Alex, the latest episode of Supergirl, is in much the same vein as last week’s story in that it is largely standalone adventure. This time the focus is squarely on Alex and her relationships with both Kara and Maggie, which the series has obviously spent a lot of time on this season. And as far as Alex goes, it’s a pretty strong episode. Unfortunately, the same can’t be said for Kara.
Chyler Leigh has a fairly limited role in the episode, and spends most of it locked in a cage, but the material she has is strong and she gives it her all. Even though Alex is literally a victim in this episode, she responds to the situation like we’d expect: with strength, resolve and with the right amount of humanity. Alex gets to be tough and resourceful as well as scared and vulnerable, which is a mixture the series has not always hit well this season, so it was good to see.
Kara, on the other hand, got to mostly be freaked out, lacking in sense or self-control. It’s a bit painful to watch her be relentlessly wrong every step along the way in this rescue operation, to not demonstrate any intelligence or restraint, all to force the contrast between her and Maggie. Indeed the tension between them from the beginning is contrived, and it becomes clear that the whole purpose of the story is to highlight the fact that they are different yet both important to Alex. It’s just that those differences come a bit out of the blue.
Actually, the idea that the police might not always appreciate a superhero’s involvement is a good one, but Maggie has never hinted at it before. But then, we’ve seen her do so little police work this season that that’s not a big surprise. But the show doesn’t do itself any favors when it just throws in wrinkles like this without any development—it just smells of the writers making stuff up in order to find some kind of drama to keep the episode going.

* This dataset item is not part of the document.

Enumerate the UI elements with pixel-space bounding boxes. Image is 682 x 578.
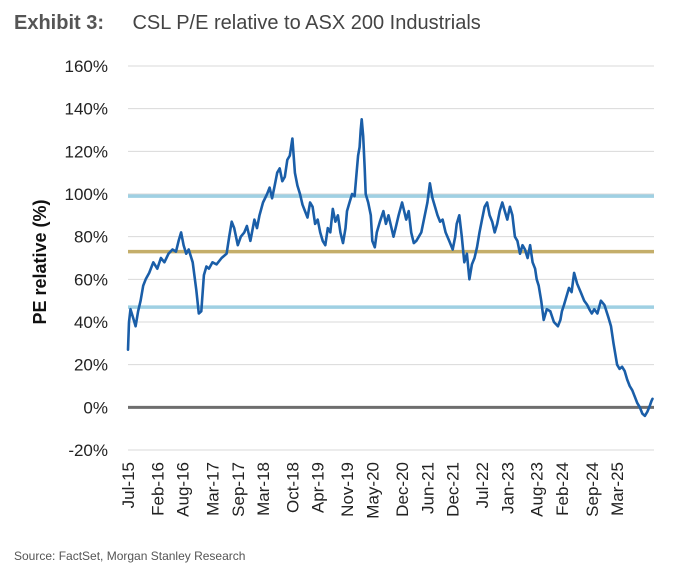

Other than that, Maggie is actually written pretty well this week– relying on procedure and keeping it cool until she actually sees Alex about to die. Her breakdown is not hard to believe, but Kara’s turnaround is harder to buy. There’s no particular reason for her to suddenly be so enlightened and reasonable about the whole thing, and of course it’s very convenient that the villain’s father is convinced by Supergirl’s emotional appeal, so it makes the conclusion of the story a bit unsatisfying. It’s only watching Alex desperately fighting to hold on to life that raises it up again.
Meanwhile, over in the subplot, Lena Luthor and Queen Rhea get to know each other and come to business terms. Normally, a subplot so disconnected from the main story would feel annoying and intrusive, but in this case it works because of course we know this is where the season arc is really playing out. Even though not much actually happens there, it does elevate those scenes. As a nice bonus we get to know both Rhea and Lena a bit better and our appetite is whetted for the inevitable season finale, coming soon.